Tight
supply could push oil prices higher: IEA
By
Veronique Dupont
AFP
PARIS
Petroleumworld.com
05 14 07
Oil prices could climb still higher this year despite
a shaving of demand because supplies of crude oil and petrol are likely to tighten,
the International Energy Agency warned Friday.
The IEA focused in its monthly report on political unrest in Nigeria, falls in
OECD oil stocks and US petrol reserves ahead of the summer "driving season",
and strains in the global refining sector.
The agency reduced its forecast figure for global demand for oil in 2007 by 0.1
million barrels per day from its estimate in April, to 85.7 million barrels owing
to mild weather in the northern hemisphere and a slightly lower forecast for
demand in China.
But it warned: "With average (petrol) retail prices in the US near record
highs at just over three dollars per gallon several weeks ahead of the start
to the summer driving season, concerns over supplies are being raised."

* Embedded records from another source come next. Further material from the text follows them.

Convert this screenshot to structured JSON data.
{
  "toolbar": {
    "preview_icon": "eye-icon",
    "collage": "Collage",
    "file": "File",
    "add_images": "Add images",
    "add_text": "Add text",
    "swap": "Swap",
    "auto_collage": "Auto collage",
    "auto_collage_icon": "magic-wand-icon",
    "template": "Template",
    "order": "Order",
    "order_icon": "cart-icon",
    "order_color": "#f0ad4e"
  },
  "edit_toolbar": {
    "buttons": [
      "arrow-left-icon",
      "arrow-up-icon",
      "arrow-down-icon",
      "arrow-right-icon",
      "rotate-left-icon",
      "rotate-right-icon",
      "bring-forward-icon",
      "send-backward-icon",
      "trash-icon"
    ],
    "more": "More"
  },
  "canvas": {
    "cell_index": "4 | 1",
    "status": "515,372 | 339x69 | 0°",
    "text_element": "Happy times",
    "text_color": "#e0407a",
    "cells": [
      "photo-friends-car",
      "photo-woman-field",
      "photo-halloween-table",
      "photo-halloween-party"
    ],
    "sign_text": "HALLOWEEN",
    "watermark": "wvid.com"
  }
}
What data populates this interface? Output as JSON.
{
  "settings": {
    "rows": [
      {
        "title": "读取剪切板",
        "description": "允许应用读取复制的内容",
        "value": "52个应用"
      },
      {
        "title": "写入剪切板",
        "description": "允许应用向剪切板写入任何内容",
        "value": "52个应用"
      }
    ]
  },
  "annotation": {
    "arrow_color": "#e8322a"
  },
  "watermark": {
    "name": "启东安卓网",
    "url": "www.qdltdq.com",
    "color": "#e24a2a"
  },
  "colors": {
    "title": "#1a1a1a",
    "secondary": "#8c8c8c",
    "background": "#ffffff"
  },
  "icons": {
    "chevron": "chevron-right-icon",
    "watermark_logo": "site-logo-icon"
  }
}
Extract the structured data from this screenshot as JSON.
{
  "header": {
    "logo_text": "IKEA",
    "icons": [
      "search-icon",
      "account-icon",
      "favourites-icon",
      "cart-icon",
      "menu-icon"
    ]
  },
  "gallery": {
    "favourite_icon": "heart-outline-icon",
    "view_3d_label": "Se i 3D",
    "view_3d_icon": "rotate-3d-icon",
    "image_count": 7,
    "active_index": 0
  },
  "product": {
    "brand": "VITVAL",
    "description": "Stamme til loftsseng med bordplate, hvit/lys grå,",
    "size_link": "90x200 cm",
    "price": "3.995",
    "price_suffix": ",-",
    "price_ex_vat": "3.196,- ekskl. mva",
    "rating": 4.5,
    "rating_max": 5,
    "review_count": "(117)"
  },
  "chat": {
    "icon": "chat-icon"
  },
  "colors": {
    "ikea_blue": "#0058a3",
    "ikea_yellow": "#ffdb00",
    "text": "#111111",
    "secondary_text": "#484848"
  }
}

In addition, senior IEA analyst Lawrence Eagles noted that China's estimated
need for crude was based on "lower apparent demands" in the absence
of official figures, but that economic growth figures suggested it could in fact
be higher.
"If you look at GDP (gross domestic product) growth in the first quarter,
which was over 11 percent, it would imply a much higher level of oil demand in
the first quarter than the data we've seen," Eagles told AFP.
In London, oil prices rose after the report was released, also as a result of
the chronic violence in Nigeria, dealers said.
In Paris, the influential energy watchdog stressed that "underlying worries
about product availability in the summer are concerns that geopolitics could
threaten crude supplies, mostly in Nigeria."
It said that since the Organization of Petroleum Exporting Countries was "apparently
unconvinced of the need to review crude production before its scheduled September
meeting, steady output at current levels would lead to the group undershooting
our calculated range for a call on it crude, and thus tightening stock further."
The Paris-based IEA, which represents the interests of consumer countries in
the Organisation for Economic Cooperation and Development, warned that a draw
on OPEC crude oil stocks "of 900,000 barrels per day over the past six months
is unusually high.
"Crude stocks will tighten if OPEC production stays at current levels through
to the end of the third quarter - as some officials have suggested."
Although an optimistic view might argue that current crude stocks are adequate, "this
report anticipates a thirsty market in the months ahead."
In the United States, the biggest energy consuming country in the world, "gasoline
(petrol) stock cover is at a 16-year low for this time of year," and has
pushed pump prices to levels last seen in the wake of Hurricane Katrina in September
2005.
The was partly the result of routine refinery maintanence, but the IEA also said
that "a spate of problems has hampered the expected recovery in crude throughputs
(refining) from the seasonal first-quarter trough in runs."
That was aggravated by the unrest in Nigeria, a major supplier of "high
gasoline-yielding light sweet crudes."
On Thursday, gunmen killed two policemen on the outskirts of Port Harcourt, Nigeria's
oil capital, police there said, less than two days after three naval personnel
were wounded when the construction vessel they were guarding offshore was attacked.
On Wednesday officials said four US oil workers had been seized by gunmen in
southern Nigeria, adding to a list of dozens of foreigners taken hostage in recent
weeks.
Nigerian production cuts reached 820,000 barrels per day in early May, the IEA
said, and are likely to squeeze refineries that will be looking for more light
sweet crude next month, Eagles added.